Investigating causality in human behavior from smartphone sensor data: a quasi-experimental approach

EPJ Data Science, Dec 2015

Smartphones and wearables have become an indispensable part of our daily life. Their improved sensing and computing capabilities bring new opportunities for human behavior monitoring and analysis. Most work so far has been focused on detecting correlation rather than causation among features extracted from smartphone data. However, pure correlation analysis does not offer sufficient understanding of human behavior. Moreover, causation analysis could allow scientists to identify factors that have a causal effect on health and well-being issues, such as obesity, stress, depression and so on and suggest actions to deal with them. Finally, detecting causal relationships in this kind of observational data is challenging since, in general, subjects cannot be randomly exposed to an event.
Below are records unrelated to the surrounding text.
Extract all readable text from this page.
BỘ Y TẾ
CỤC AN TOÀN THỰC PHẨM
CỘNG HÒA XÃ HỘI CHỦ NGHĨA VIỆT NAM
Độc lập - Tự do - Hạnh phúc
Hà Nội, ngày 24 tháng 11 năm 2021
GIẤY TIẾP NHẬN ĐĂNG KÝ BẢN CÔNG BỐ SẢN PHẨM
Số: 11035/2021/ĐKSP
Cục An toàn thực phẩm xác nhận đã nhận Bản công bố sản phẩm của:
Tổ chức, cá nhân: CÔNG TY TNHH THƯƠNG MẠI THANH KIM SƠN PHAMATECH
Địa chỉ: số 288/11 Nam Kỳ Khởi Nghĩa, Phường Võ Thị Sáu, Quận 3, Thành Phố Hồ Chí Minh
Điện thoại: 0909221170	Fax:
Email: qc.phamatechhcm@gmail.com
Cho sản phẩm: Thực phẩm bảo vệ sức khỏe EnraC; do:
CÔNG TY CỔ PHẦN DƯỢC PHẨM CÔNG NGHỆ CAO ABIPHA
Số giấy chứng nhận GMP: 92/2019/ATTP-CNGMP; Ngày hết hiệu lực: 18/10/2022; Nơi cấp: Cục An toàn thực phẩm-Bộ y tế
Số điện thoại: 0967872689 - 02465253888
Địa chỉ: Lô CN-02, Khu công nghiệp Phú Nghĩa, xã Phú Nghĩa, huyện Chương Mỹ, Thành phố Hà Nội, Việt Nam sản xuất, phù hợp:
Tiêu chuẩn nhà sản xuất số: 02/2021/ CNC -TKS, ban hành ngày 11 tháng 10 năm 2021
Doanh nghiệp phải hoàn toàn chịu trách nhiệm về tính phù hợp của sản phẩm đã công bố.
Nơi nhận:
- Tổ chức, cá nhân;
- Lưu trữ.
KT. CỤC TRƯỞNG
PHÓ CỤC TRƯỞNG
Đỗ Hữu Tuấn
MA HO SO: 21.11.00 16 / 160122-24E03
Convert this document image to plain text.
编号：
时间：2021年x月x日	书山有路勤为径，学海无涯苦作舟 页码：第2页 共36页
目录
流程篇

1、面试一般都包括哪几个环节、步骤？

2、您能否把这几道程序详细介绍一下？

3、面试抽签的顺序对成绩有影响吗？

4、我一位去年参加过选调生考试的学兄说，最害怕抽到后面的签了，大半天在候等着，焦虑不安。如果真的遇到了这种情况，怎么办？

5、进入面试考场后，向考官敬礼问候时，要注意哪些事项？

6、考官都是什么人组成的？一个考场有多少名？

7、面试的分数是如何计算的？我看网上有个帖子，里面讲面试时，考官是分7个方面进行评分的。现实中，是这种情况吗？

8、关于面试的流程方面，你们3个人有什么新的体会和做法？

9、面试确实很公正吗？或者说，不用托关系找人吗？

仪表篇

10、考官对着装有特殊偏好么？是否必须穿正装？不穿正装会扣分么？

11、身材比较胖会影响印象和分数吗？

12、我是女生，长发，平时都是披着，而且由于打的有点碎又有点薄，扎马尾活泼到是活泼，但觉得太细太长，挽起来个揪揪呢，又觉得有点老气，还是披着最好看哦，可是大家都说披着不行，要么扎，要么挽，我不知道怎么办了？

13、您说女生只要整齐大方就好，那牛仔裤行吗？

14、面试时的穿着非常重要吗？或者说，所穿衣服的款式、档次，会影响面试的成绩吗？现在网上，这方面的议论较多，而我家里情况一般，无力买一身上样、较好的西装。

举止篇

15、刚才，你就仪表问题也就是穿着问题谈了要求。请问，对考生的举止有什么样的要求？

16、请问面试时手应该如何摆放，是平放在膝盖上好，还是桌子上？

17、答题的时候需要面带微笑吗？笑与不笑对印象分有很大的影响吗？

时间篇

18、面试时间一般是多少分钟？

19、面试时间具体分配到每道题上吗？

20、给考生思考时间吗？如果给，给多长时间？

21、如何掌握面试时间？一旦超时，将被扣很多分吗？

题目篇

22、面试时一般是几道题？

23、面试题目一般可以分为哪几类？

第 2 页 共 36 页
In this article, we discuss the design, implementation and evaluation of a generic quasi-experimental framework for conducting causation studies on human behavior from smartphone data. We demonstrate the effectiveness of our approach by investigating the causal impact of several factors such as exercise, social interactions and work on stress level. Our results indicate that exercising and spending time outside home and working environment have a positive effect on participants stress level while reduced working hours only slightly impact stress.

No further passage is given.